The "Outer Space Treaty" was enacted. (1967) The treaty established laws for outer space, including a ban on using nuclear weapons in space. It has been signed, but not necessarily ratified, by 125 countries.
US Vice President Spiro T. Agnew resigned amid allegations of income tax evasion. (1973) Vice President Agnew was also charged for accepting more than $100,000 US Dollars in bribes. He pled no contest to the income tax evasion charge and agreed to resign, becoming the first and only US Vice President to resign under criminal circumstances.
The Panama Canal opened with the touch of US President Woodrow Wilson's finger. (1913) President Wilson exploded 8 tons (about 7,257 kilograms) of dynamite at the Gamboa Dike at the Panama Canal by pressing a button in Washington D.C. Construction of the canal was completed with the explosion of the obstructing dike. The electric button sent a flash via cables which set off the dynamite at the dike.

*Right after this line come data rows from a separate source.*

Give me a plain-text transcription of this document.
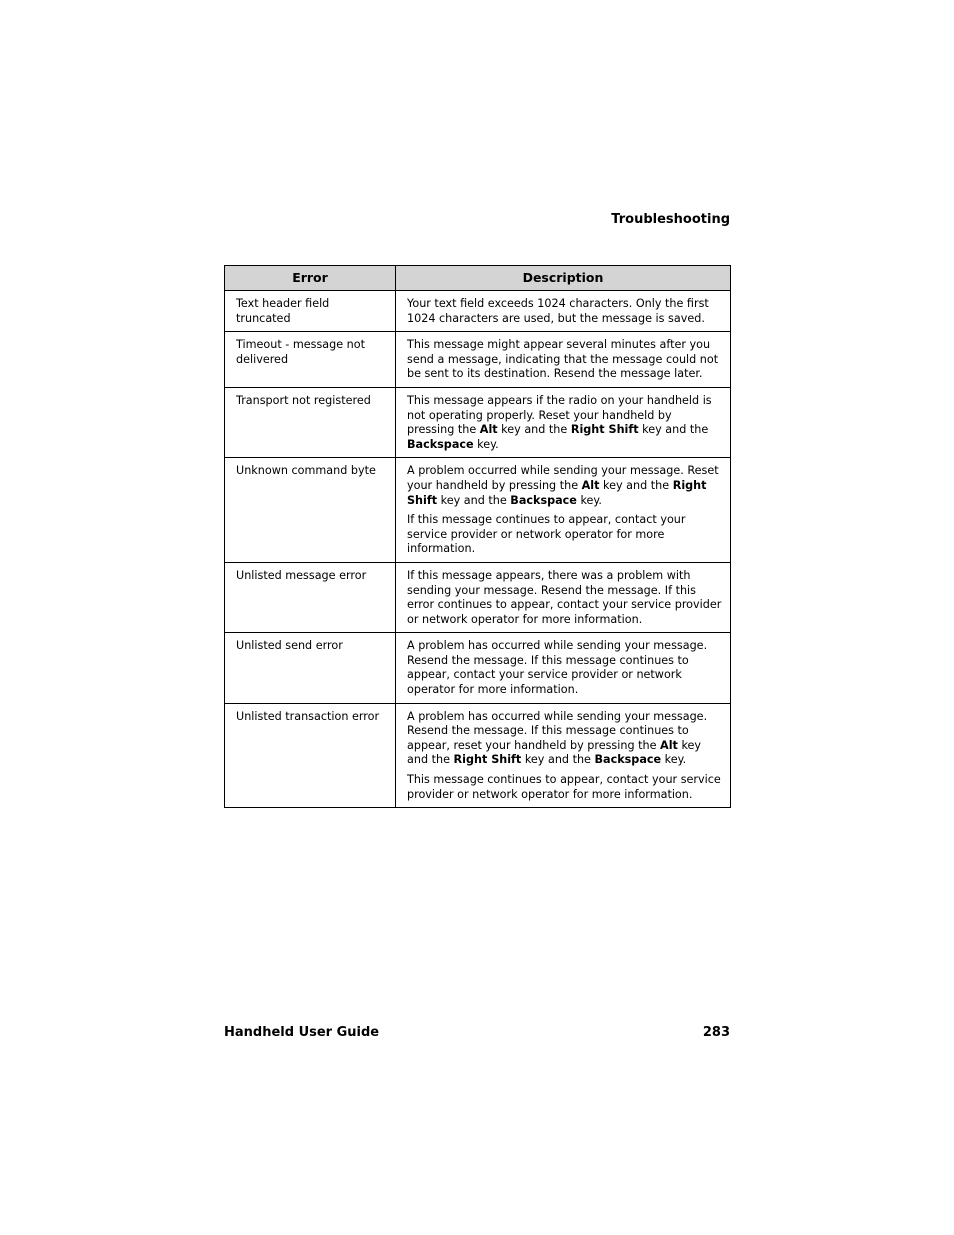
Troubleshooting
Error	Description
Text header field truncated	Your text field exceeds 1024 characters. Only the first 1024 characters are used, but the message is saved.

Timeout - message not delivered	This message might appear several minutes after you send a message, indicating that the message could not be sent to its destination. Resend the message later.

Transport not registered	This message appears if the radio on your handheld is not operating properly. Reset your handheld by pressing the Alt key and the Right Shift key and the Backspace key.

Unknown command byte	A problem occurred while sending your message. Reset your handheld by pressing the Alt key and the Right Shift key and the Backspace key.

If this message continues to appear, contact your service provider or network operator for more information.

Unlisted message error	If this message appears, there was a problem with sending your message. Resend the message. If this error continues to appear, contact your service provider or network operator for more information.

Unlisted send error	A problem has occurred while sending your message. Resend the message. If this message continues to appear, contact your service provider or network operator for more information.

Unlisted transaction error	A problem has occurred while sending your message. Resend the message. If this message continues to appear, reset your handheld by pressing the Alt key and the Right Shift key and the Backspace key.

This message continues to appear, contact your service provider or network operator for more information.

Handheld User Guide	283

The London Bridge opened in Lake Havasu City, Arizona. (1971) The London Bridge was originally located in London, England, crossing the River Thames. In 1967, it was taken down and sold to Lake Havasu founder Robert McCulloch. He had it reassembled and reinforced in the hopes of drawing tourism.
Nazis executed 800 Gypsy children at Auschwitz. (1944) More than one million Gypsies (or Romani) were killed by the Nazis during World War II. After the war, the German government denied them compensation as Holocaust victims, claiming they were not persecuted for their race, but for their criminal records.

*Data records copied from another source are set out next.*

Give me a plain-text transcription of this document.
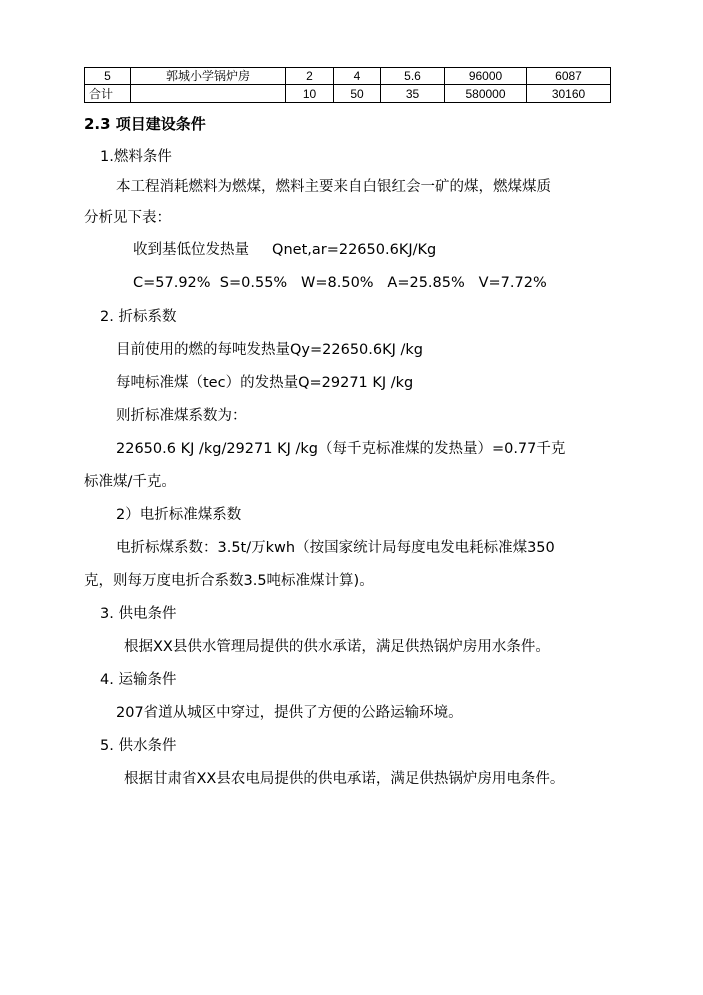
5	郭城小学锅炉房	2	4	5.6	96000	6087
合计		10	50	35	580000	30160
2.3 项目建设条件
1.燃料条件
本工程消耗燃料为燃煤，燃料主要来自白银红会一矿的煤，燃煤煤质
分析见下表：
收到基低位发热量     Qnet,ar=22650.6KJ/Kg
C=57.92%  S=0.55%   W=8.50%   A=25.85%   V=7.72%
2. 折标系数
目前使用的燃的每吨发热量Qy=22650.6KJ /kg
每吨标准煤（tec）的发热量Q=29271 KJ /kg
则折标准煤系数为：
22650.6 KJ /kg/29271 KJ /kg（每千克标准煤的发热量）=0.77千克
标准煤/千克。
2）电折标准煤系数
电折标煤系数：3.5t/万kwh（按国家统计局每度电发电耗标准煤350
克，则每万度电折合系数3.5吨标准煤计算)。
3. 供电条件
根据XX县供水管理局提供的供水承诺，满足供热锅炉房用水条件。
4. 运输条件
207省道从城区中穿过，提供了方便的公路运输环境。
5. 供水条件
根据甘肃省XX县农电局提供的供电承诺，满足供热锅炉房用电条件。
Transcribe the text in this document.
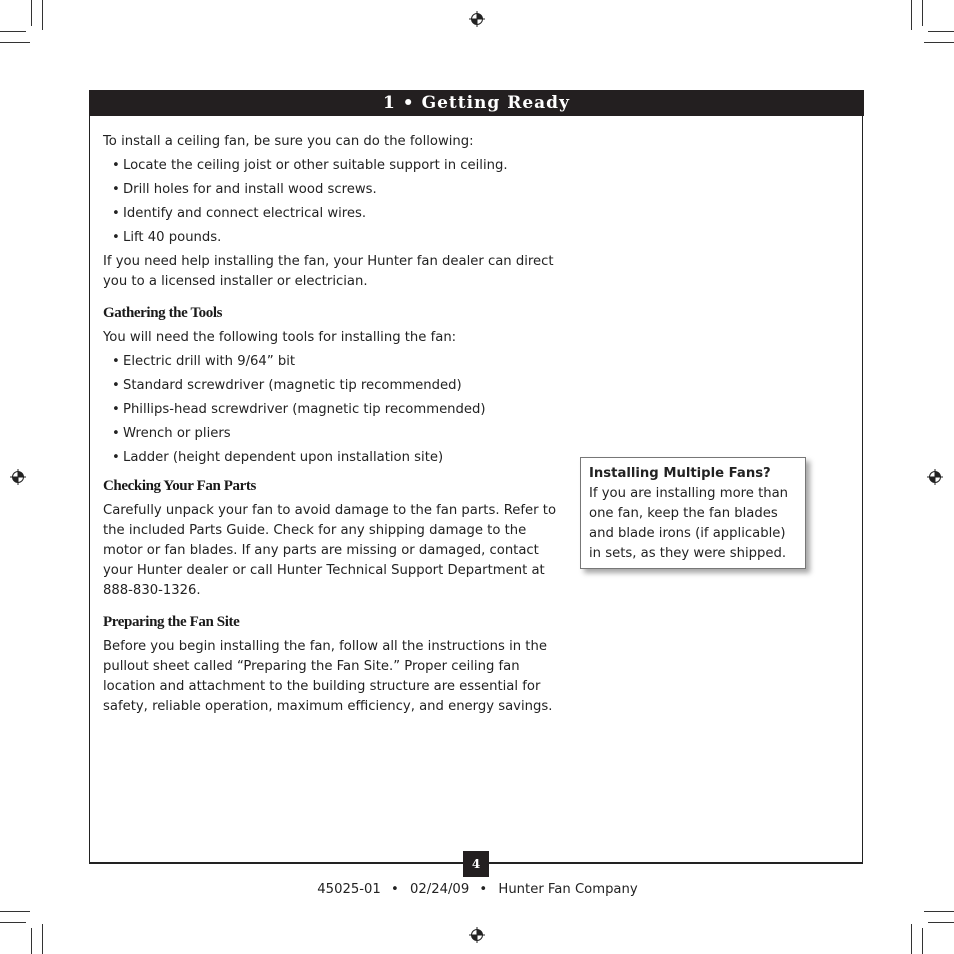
1 • Getting Ready

To install a ceiling fan, be sure you can do the following:

• Locate the ceiling joist or other suitable support in ceiling.
• Drill holes for and install wood screws.
• Identify and connect electrical wires.
• Lift 40 pounds.

If you need help installing the fan, your Hunter fan dealer can direct you to a licensed installer or electrician.

Gathering the Tools

You will need the following tools for installing the fan:

• Electric drill with 9/64” bit
• Standard screwdriver (magnetic tip recommended)
• Phillips-head screwdriver (magnetic tip recommended)
• Wrench or pliers
• Ladder (height dependent upon installation site)
Checking Your Fan Parts

Carefully unpack your fan to avoid damage to the fan parts. Refer to the included Parts Guide. Check for any shipping damage to the motor or fan blades. If any parts are missing or damaged, contact your Hunter dealer or call Hunter Technical Support Department at 888-830-1326.

Preparing the Fan Site

Before you begin installing the fan, follow all the instructions in the pullout sheet called “Preparing the Fan Site.” Proper ceiling fan location and attachment to the building structure are essential for safety, reliable operation, maximum efficiency, and energy savings.

Installing Multiple Fans?
If you are installing more than one fan, keep the fan blades and blade irons (if applicable) in sets, as they were shipped.
4
45025-01 • 02/24/09 • Hunter Fan Company
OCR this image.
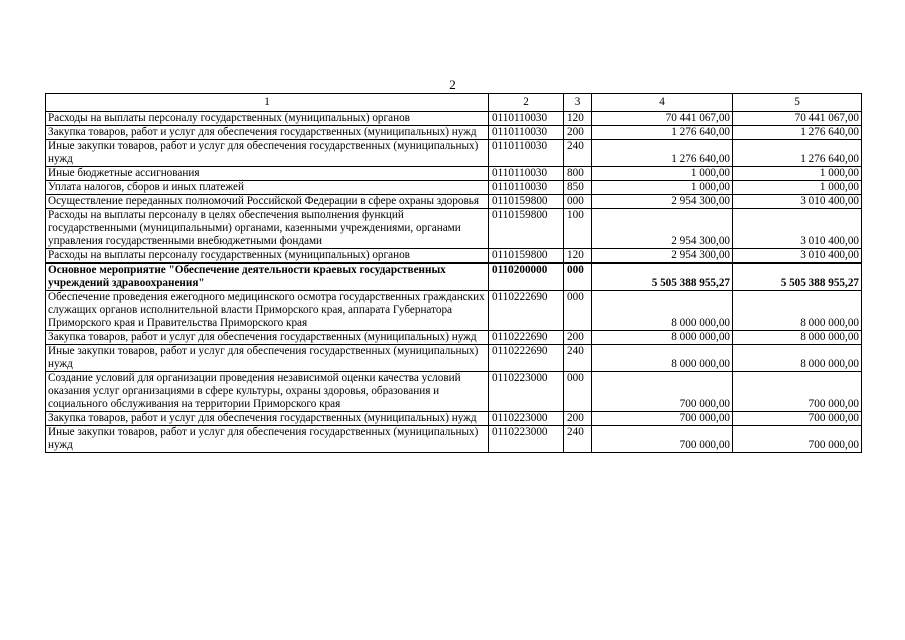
2
1	2	3	4	5
Расходы на выплаты персоналу государственных (муниципальных) органов	0110110030	120	70 441 067,00	70 441 067,00
Закупка товаров, работ и услуг для обеспечения государственных (муниципальных) нужд	0110110030	200	1 276 640,00	1 276 640,00
Иные закупки товаров, работ и услуг для обеспечения государственных (муниципальных) нужд	0110110030	240	1 276 640,00	1 276 640,00
Иные бюджетные ассигнования	0110110030	800	1 000,00	1 000,00
Уплата налогов, сборов и иных платежей	0110110030	850	1 000,00	1 000,00
Осуществление переданных полномочий Российской Федерации в сфере охраны здоровья	0110159800	000	2 954 300,00	3 010 400,00
Расходы на выплаты персоналу в целях обеспечения выполнения функций государственными (муниципальными) органами, казенными учреждениями, органами управления государственными внебюджетными фондами	0110159800	100	2 954 300,00	3 010 400,00
Расходы на выплаты персоналу государственных (муниципальных) органов	0110159800	120	2 954 300,00	3 010 400,00
Основное мероприятие "Обеспечение деятельности краевых государственных учреждений здравоохранения"	0110200000	000	5 505 388 955,27	5 505 388 955,27
Обеспечение проведения ежегодного медицинского осмотра государственных гражданских служащих органов исполнительной власти Приморского края, аппарата Губернатора Приморского края и Правительства Приморского края	0110222690	000	8 000 000,00	8 000 000,00
Закупка товаров, работ и услуг для обеспечения государственных (муниципальных) нужд	0110222690	200	8 000 000,00	8 000 000,00
Иные закупки товаров, работ и услуг для обеспечения государственных (муниципальных) нужд	0110222690	240	8 000 000,00	8 000 000,00
Создание условий для организации проведения независимой оценки качества условий оказания услуг организациями в сфере культуры, охраны здоровья, образования и социального обслуживания на территории Приморского края	0110223000	000	700 000,00	700 000,00
Закупка товаров, работ и услуг для обеспечения государственных (муниципальных) нужд	0110223000	200	700 000,00	700 000,00
Иные закупки товаров, работ и услуг для обеспечения государственных (муниципальных) нужд	0110223000	240	700 000,00	700 000,00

The first sabotage of a commercial airliner in aviation history occurred. (1933) A United Airlines Boeing 247 exploded over Chesterton, Indiana, killing the seven people on board. The cause of the crash was determined to be a bomb. No suspects were ever identified.
The US Naval Academy opened. (1845) The first class of 50 students were taught by seven teachers. The school is the second-oldest military academy in the US.
The deadliest Atlantic hurricane in history killed almost 30,000 people. (1780) The hurricane swept through the Caribbean for six days with 200-mile-per-hour (about 320-kilometer-per-hour) winds.
The tuxedo jacket debuted in the US. (1886) Griswald Lorillard, inspired by European style, wore the fancy jacket to the "Autumn Ball" at the Tuxedo Club in Tuxedo, New York. It was an instant hit.